Cisco’s stock just posted its biggest single-day rally since 2002—the same day it announced nearly 4,000 job cuts. The networking giant’s shares rocketed 17% in after-hours trading as investors celebrated a massive AI order surge that raised the company’s annual projections by 80%. Meanwhile, thousands of employees learned their positions would be eliminated to fund this AI pivot.
The Numbers Tell Two Stories
Cisco’s Q3 beat sent clear signals about AI chips demand and corporate priorities.
The earnings looked stellar on paper. Cisco delivered $1.06 per share versus the $1.04 analysts expected, while revenue hit $15.84 billion—well above the $15.56 billion consensus. The company raised its fourth-quarter guidance dramatically, projecting earnings between $1.16 and $1.18 per share when Wall Street was expecting just $1.07. These aren’t incremental beats; they’re the kind of numbers that make investors believe a company has cracked the code on something big.
AI Orders Explode Beyond Expectations
Hyperscale customers are suddenly flooding Cisco with orders for AI networking gear.
The real story emerged in Cisco’s AI infrastructure numbers.
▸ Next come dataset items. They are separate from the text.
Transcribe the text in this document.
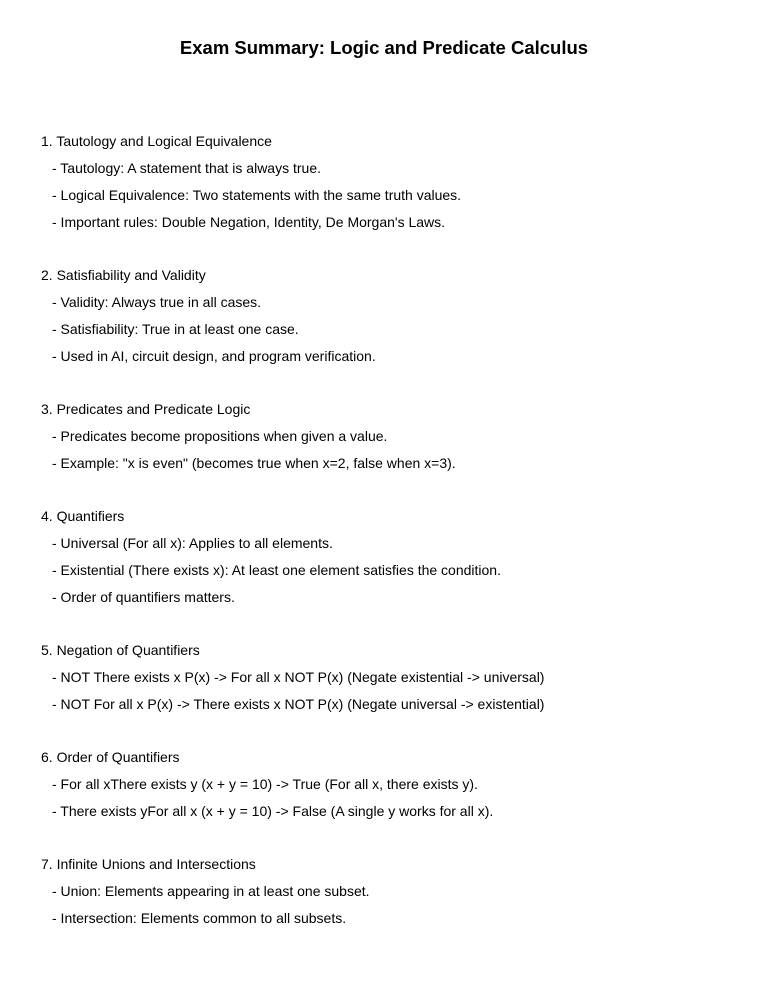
Exam Summary: Logic and Predicate Calculus

1. Tautology and Logical Equivalence

- Tautology: A statement that is always true.

- Logical Equivalence: Two statements with the same truth values.

- Important rules: Double Negation, Identity, De Morgan's Laws.

2. Satisfiability and Validity

- Validity: Always true in all cases.

- Satisfiability: True in at least one case.

- Used in AI, circuit design, and program verification.

3. Predicates and Predicate Logic

- Predicates become propositions when given a value.

- Example: "x is even" (becomes true when x=2, false when x=3).

4. Quantifiers

- Universal (For all x): Applies to all elements.

- Existential (There exists x): At least one element satisfies the condition.

- Order of quantifiers matters.

5. Negation of Quantifiers

- NOT There exists x P(x) -> For all x NOT P(x) (Negate existential -> universal)

- NOT For all x P(x) -> There exists x NOT P(x) (Negate universal -> existential)

6. Order of Quantifiers

- For all xThere exists y (x + y = 10) -> True (For all x, there exists y).

- There exists yFor all x (x + y = 10) -> False (A single y works for all x).

7. Infinite Unions and Intersections

- Union: Elements appearing in at least one subset.

- Intersection: Elements common to all subsets.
The company has already booked $5.3 billion in AI-related orders this fiscal year, prompting management to raise their full-year AI order outlook from $5 billion to $9 billion—an 80% increase that signals genuine momentum rather than marketing fluff. Cisco also bumped its AI revenue projection to $4 billion from $3 billion, suggesting these orders are converting to actual business. For a company that many considered an AI infrastructure laggard compared to Arista Networks and others, this represents a remarkable turnaround.
The Human Cost of Digital Transformation
CEO Chuck Robbins frames job cuts as strategic necessity for AI competitiveness.
But here’s where the celebration gets complicated. Cisco simultaneously announced it would eliminate fewer than 4,000 jobs—under 5% of its workforce—as part of what CEO Chuck Robbins called the company’s need for “focus, urgency, and discipline.” In a blog post, Robbins argued that “the companies that will win in the AI era will be those with focus, urgency, and the discipline to continuously shift investment toward the areas where demand and long-term value creation are strongest.”
The restructuring will cost Cisco about $1 billion in charges, with $450 million hitting this quarter alone. This isn’t Cisco’s first AI-justified workforce reduction either. The company cut 4,250 roles in February 2024, citing similar needs to realign costs with AI strategy. You’re watching the AI economy’s core contradiction play out in real time: soaring valuations and record orders alongside systematic job elimination, all justified by the imperative to “win” an era that’s creating unprecedented wealth while displacing the workers who built it.